As the company grew, Bloomberg started directing more of his attention to philanthropy. He has sat on the boards of numerous charitable, cultural, and educational institutions, including Johns Hopkins University, where, as chairman of the board, he helped build the Bloomberg School of Public Health into one of the world's leading institutions of public health research and training.[7]

In 2001 he ran for Mayor of the City of New York. His election came just two months after the tragic terrorist attacks of 9/11. After he took office, Bloomberg set up a counter-terrorism bureau to gather information about potential threats to New York City. He also focused on rebuilding the city after the disaster.

Considered a liberal Republican, Bloomberg is pro-choice and in favor of legalizing same-sex marriage.

In his first term, Mayor Bloomberg cut crime 20%; created jobs by supporting small businesses; unleashed an affordable housing boom; expanded parks and worked to revitalize the waterfront. He implemented a ban on smoking in restaurants and bars and expanded support for community arts organizations. In addition, he won control of New York's schools from the Board of Education, and began a program of requiring certain standards in the classroom and holding schools accountable for success. As a result, graduation rates increased nearly 20%, and reading and math scores rose to record levels.

In 2005, Bloomberg was re-elected. In his second term, he balanced the budget by increasing property taxes and cutting social services and after-school programs.[8] He launched a program to combat poverty that encouraged work. He embarked on a campaign to fight global warming and prepare New York for an estimated million more residents by 2030. He also co-founded a bipartisan coalition of more than 200 mayors from around the country to keep illegal guns out of the hands of criminals.[9] His most popular program was the 311 telephone line that allowed callers to report crimes, trash problems, or anything else.

Bloomberg ignited controversy in 2008 when he pushed through legislation that allowed him to run for a third term as mayor, saying his financial skills were necessary in the difficult economic climate. He spent more than $90 million of his own money on the campaign and secured a third four-year term in November of 2009.[10]

His detractors criticized him for increasing the city's divide between the "haves" and "have nots" and for the city's aggressive (and allegedly racially biased) stop-and-frisk policy, which was later ruled unconstitutional.[11] [12] A study concluded that during his tenure, conditions worsened at Riker's Island prison partly due to his reducing jail staff and failing to curb escalating violence by guards.[13]

Bloomberg is the father of two daughters, Emma and Georgina.


Bloomberg attended Johns Hopkins University, where he paid his tuition by taking loans and working as a parking lot attendant during the summer. He graduated in 1964 with a Bachelor of Science degree in electrical engineering. Later he received his Master of Business Administration degree from Harvard Business School.
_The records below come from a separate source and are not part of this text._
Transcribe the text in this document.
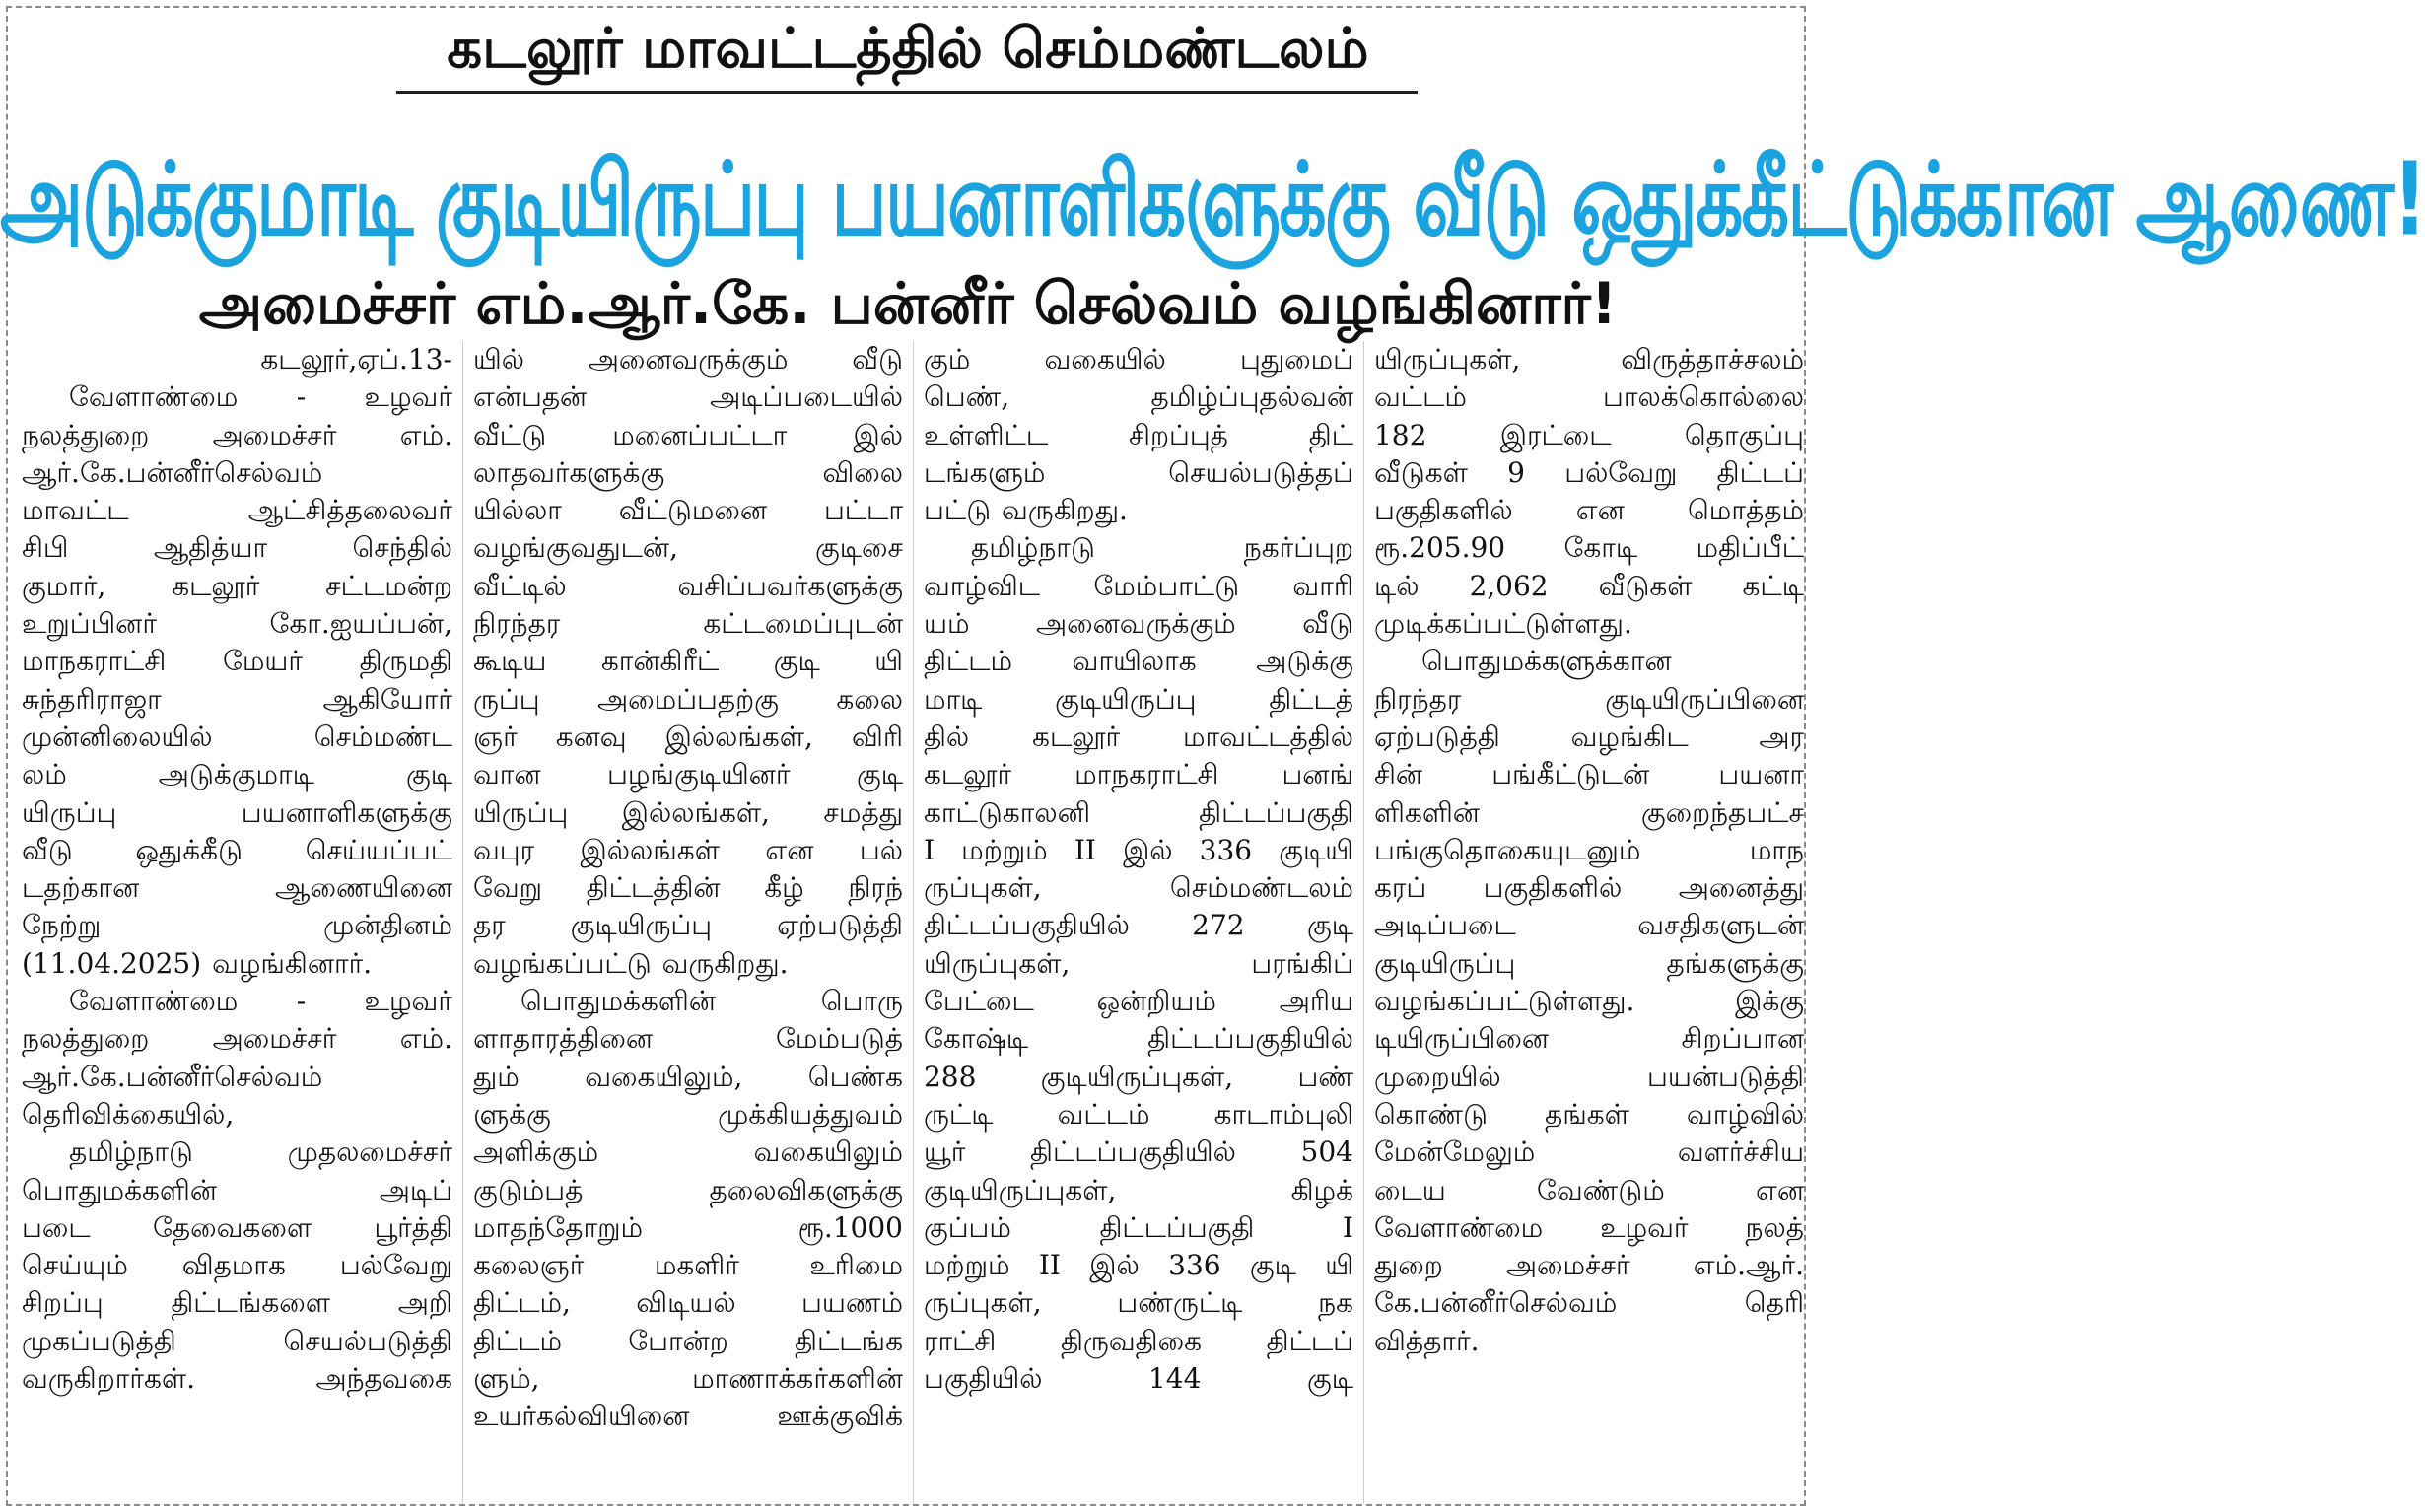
கடலூர் மாவட்டத்தில் செம்மண்டலம்
அடுக்குமாடி குடியிருப்பு பயனாளிகளுக்கு வீடு ஒதுக்கீட்டுக்கான ஆணை!
அமைச்சர் எம்.ஆர்.கே. பன்னீர் செல்வம் வழங்கினார்!
கடலூர்,ஏப்.13-
வேளாண்மை - உழவர்
நலத்துறை அமைச்சர் எம்.
ஆர்.கே.பன்னீர்செல்வம்
மாவட்ட ஆட்சித்தலைவர்
சிபி ஆதித்யா செந்தில்
குமார், கடலூர் சட்டமன்ற
உறுப்பினர் கோ.ஐயப்பன்,
மாநகராட்சி மேயர் திருமதி
சுந்தரிராஜா ஆகியோர்
முன்னிலையில் செம்மண்ட
லம் அடுக்குமாடி குடி
யிருப்பு பயனாளிகளுக்கு
வீடு ஒதுக்கீடு செய்யப்பட்
டதற்கான ஆணையினை
நேற்று முன்தினம்
(11.04.2025) வழங்கினார்.
வேளாண்மை - உழவர்
நலத்துறை அமைச்சர் எம்.
ஆர்.கே.பன்னீர்செல்வம்
தெரிவிக்கையில்,
தமிழ்நாடு முதலமைச்சர்
பொதுமக்களின் அடிப்
படை தேவைகளை பூர்த்தி
செய்யும் விதமாக பல்வேறு
சிறப்பு திட்டங்களை அறி
முகப்படுத்தி செயல்படுத்தி
வருகிறார்கள். அந்தவகை
யில் அனைவருக்கும் வீடு
என்பதன் அடிப்படையில்
வீட்டு மனைப்பட்டா இல்
லாதவர்களுக்கு விலை
யில்லா வீட்டுமனை பட்டா
வழங்குவதுடன், குடிசை
வீட்டில் வசிப்பவர்களுக்கு
நிரந்தர கட்டமைப்புடன்
கூடிய கான்கிரீட் குடி யி
ருப்பு அமைப்பதற்கு கலை
ஞர் கனவு இல்லங்கள், விரி
வான பழங்குடியினர் குடி
யிருப்பு இல்லங்கள், சமத்து
வபுர இல்லங்கள் என பல்
வேறு திட்டத்தின் கீழ் நிரந்
தர குடியிருப்பு ஏற்படுத்தி
வழங்கப்பட்டு வருகிறது.
பொதுமக்களின் பொரு
ளாதாரத்தினை மேம்படுத்
தும் வகையிலும், பெண்க
ளுக்கு முக்கியத்துவம்
அளிக்கும் வகையிலும்
குடும்பத் தலைவிகளுக்கு
மாதந்தோறும் ரூ.1000
கலைஞர் மகளிர் உரிமை
திட்டம், விடியல் பயணம்
திட்டம் போன்ற திட்டங்க
ளும், மாணாக்கர்களின்
உயர்கல்வியினை ஊக்குவிக்
கும் வகையில் புதுமைப்
பெண், தமிழ்ப்புதல்வன்
உள்ளிட்ட சிறப்புத் திட்
டங்களும் செயல்படுத்தப்
பட்டு வருகிறது.
தமிழ்நாடு நகர்ப்புற
வாழ்விட மேம்பாட்டு வாரி
யம் அனைவருக்கும் வீடு
திட்டம் வாயிலாக அடுக்கு
மாடி குடியிருப்பு திட்டத்
தில் கடலூர் மாவட்டத்தில்
கடலூர் மாநகராட்சி பனங்
காட்டுகாலனி திட்டப்பகுதி
I மற்றும் II இல் 336 குடியி
ருப்புகள், செம்மண்டலம்
திட்டப்பகுதியில் 272 குடி
யிருப்புகள், பரங்கிப்
பேட்டை ஒன்றியம் அரிய
கோஷ்டி திட்டப்பகுதியில்
288 குடியிருப்புகள், பண்
ருட்டி வட்டம் காடாம்புலி
யூர் திட்டப்பகுதியில் 504
குடியிருப்புகள், கிழக்
குப்பம் திட்டப்பகுதி I
மற்றும் II இல் 336 குடி யி
ருப்புகள், பண்ருட்டி நக
ராட்சி திருவதிகை திட்டப்
பகுதியில் 144 குடி
யிருப்புகள், விருத்தாச்சலம்
வட்டம் பாலக்கொல்லை
182 இரட்டை தொகுப்பு
வீடுகள் 9 பல்வேறு திட்டப்
பகுதிகளில் என மொத்தம்
ரூ.205.90 கோடி மதிப்பீட்
டில் 2,062 வீடுகள் கட்டி
முடிக்கப்பட்டுள்ளது.
பொதுமக்களுக்கான
நிரந்தர குடியிருப்பினை
ஏற்படுத்தி வழங்கிட அர
சின் பங்கீட்டுடன் பயனா
ளிகளின் குறைந்தபட்ச
பங்குதொகையுடனும் மாந
கரப் பகுதிகளில் அனைத்து
அடிப்படை வசதிகளுடன்
குடியிருப்பு தங்களுக்கு
வழங்கப்பட்டுள்ளது. இக்கு
டியிருப்பினை சிறப்பான
முறையில் பயன்படுத்தி
கொண்டு தங்கள் வாழ்வில்
மேன்மேலும் வளர்ச்சிய
டைய வேண்டும் என
வேளாண்மை உழவர் நலத்
துறை அமைச்சர் எம்.ஆர்.
கே.பன்னீர்செல்வம் தெரி
வித்தார்.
In 2008 Bloomberg, received the annual CME Group Fred Arditti Innovation Award. In presenting the award, CME Group Executive Chairman Terry Duffy said, “Michael Bloomberg challenged Wall Street's traditional approach to financial information, creating an innovative company that changed the speed, delivery and scope of data for investors around the world. His strategic use of technology increased the flow of critical information, adding transparency to financial markets around the world. He also had the foresight to understand the role of the news media in financial markets, moving his company beyond the platform into news services, print and broadcast. As a result of his innovation, when you think of financial information, whether it’s prices or news, you think of Bloomberg.”[14][15]

In April 2015, Bloomberg was knighted by Queen Elizabeth II. British Conservative Party activists have been pushing Bloomberg to run for mayor of London, but in order to qualify, he would have had to apply for British residency.[16]